Protein receptor conformations, obtained from molecular dynamics (MD) simulations, have become a promising treatment of its explicit flexibility in molecular docking experiments applied to drug discovery and development. However, incorporating the entire ensemble of MD conformations in docking experiments to screen large candidate compound libraries is currently an unfeasible task. Clustering algorithms have been widely used as a means to reduce such ensembles to a manageable size. Most studies investigate different algorithms using pairwise Root-Mean Square Deviation (RMSD) values for all, or part of the MD conformations. Nevertheless, the RMSD only may not be the most appropriate gauge to cluster conformations when the target receptor has a plastic active site, since they are influenced by changes that occur on other parts of the structure. Hence, we have applied two partitioning methods (k-means and k-medoids) and four agglomerative hierarchical methods (Complete linkage, Ward's, Unweighted Pair Group Method and Weighted Pair Group Method) to analyze and compare the quality of partitions between a data set composed of properties from an enzyme receptor substrate-binding cavity and two data sets created using different RMSD approaches. Ensembles of representative MD conformations were generated by selecting a medoid of each group from all partitions analyzed. We investigated the performance of our new method for evaluating binding conformation of drug candidates to the InhA enzyme, which were performed by cross-docking experiments between a 20 ns MD trajectory and 20 different ligands. Statistical analyses showed that the novel ensemble, which is represented by only 0.48% of the MD conformations, was able to reproduce 75% of all dynamic behaviors within the binding cavity for the docking experiments performed. Moreover, this new approach not only outperforms the other two RMSD-clustering solutions, but it also shows to be a promising strategy to distill biologically relevant information from MD trajectories, especially for docking purposes.

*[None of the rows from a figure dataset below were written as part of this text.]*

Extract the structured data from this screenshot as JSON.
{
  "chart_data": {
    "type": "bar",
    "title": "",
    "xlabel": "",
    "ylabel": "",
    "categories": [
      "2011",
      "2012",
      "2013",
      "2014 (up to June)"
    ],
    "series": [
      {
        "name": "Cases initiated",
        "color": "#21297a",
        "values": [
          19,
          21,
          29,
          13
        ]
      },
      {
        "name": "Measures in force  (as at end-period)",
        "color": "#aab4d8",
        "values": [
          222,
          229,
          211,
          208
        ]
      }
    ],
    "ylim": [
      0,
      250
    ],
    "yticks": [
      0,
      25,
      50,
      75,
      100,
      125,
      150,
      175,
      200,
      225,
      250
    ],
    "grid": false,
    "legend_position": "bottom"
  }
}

通过分子动力学(MD)模拟获得的蛋白质受体构象,在应用于药物发现与开发的分子对接实验中,因其显著的灵活性而成为一种很有前景的治疗方法。然而,在对接实验中纳入MD构象的整个集合以筛选大型候选化合物库,目前是一项不可行的任务。聚类算法已被广泛用作将此类集合减少到可管理大小的一种手段。大多数研究使用所有或部分MD构象的成对均方根偏差(RMSD)值来研究不同的算法。然而,当目标受体具有可塑性活性位点时,仅RMSD可能不是聚类构象的最合适指标,因为它们会受到结构其他部分发生的变化的影响。因此,我们应用了两种划分方法(k均值和k中心点)和四种凝聚层次方法(完全连锁、沃德法、非加权配对组方法和加权配对组方法),来分析和比较由酶受体底物结合腔的性质组成的数据集与使用不同RMSD方法创建的两个数据集之间的划分质量。通过从所有分析的划分中选择每组的一个中心点来生成代表性MD构象的集合。我们研究了我们的新方法在评估候选药物与InhA酶结合构象方面的性能,这是通过在20 ns MD轨迹和20种不同配体之间进行交叉对接实验来进行的。统计分析表明,仅由0.48%的MD构象代表的新集合,能够在对接实验中重现结合腔内所有动态行为的75%。此外,这种新方法不仅优于其他两种RMSD聚类解决方案,而且还显示出是一种从MD轨迹中提取生物学相关信息的有前景的策略,特别是用于对接目的。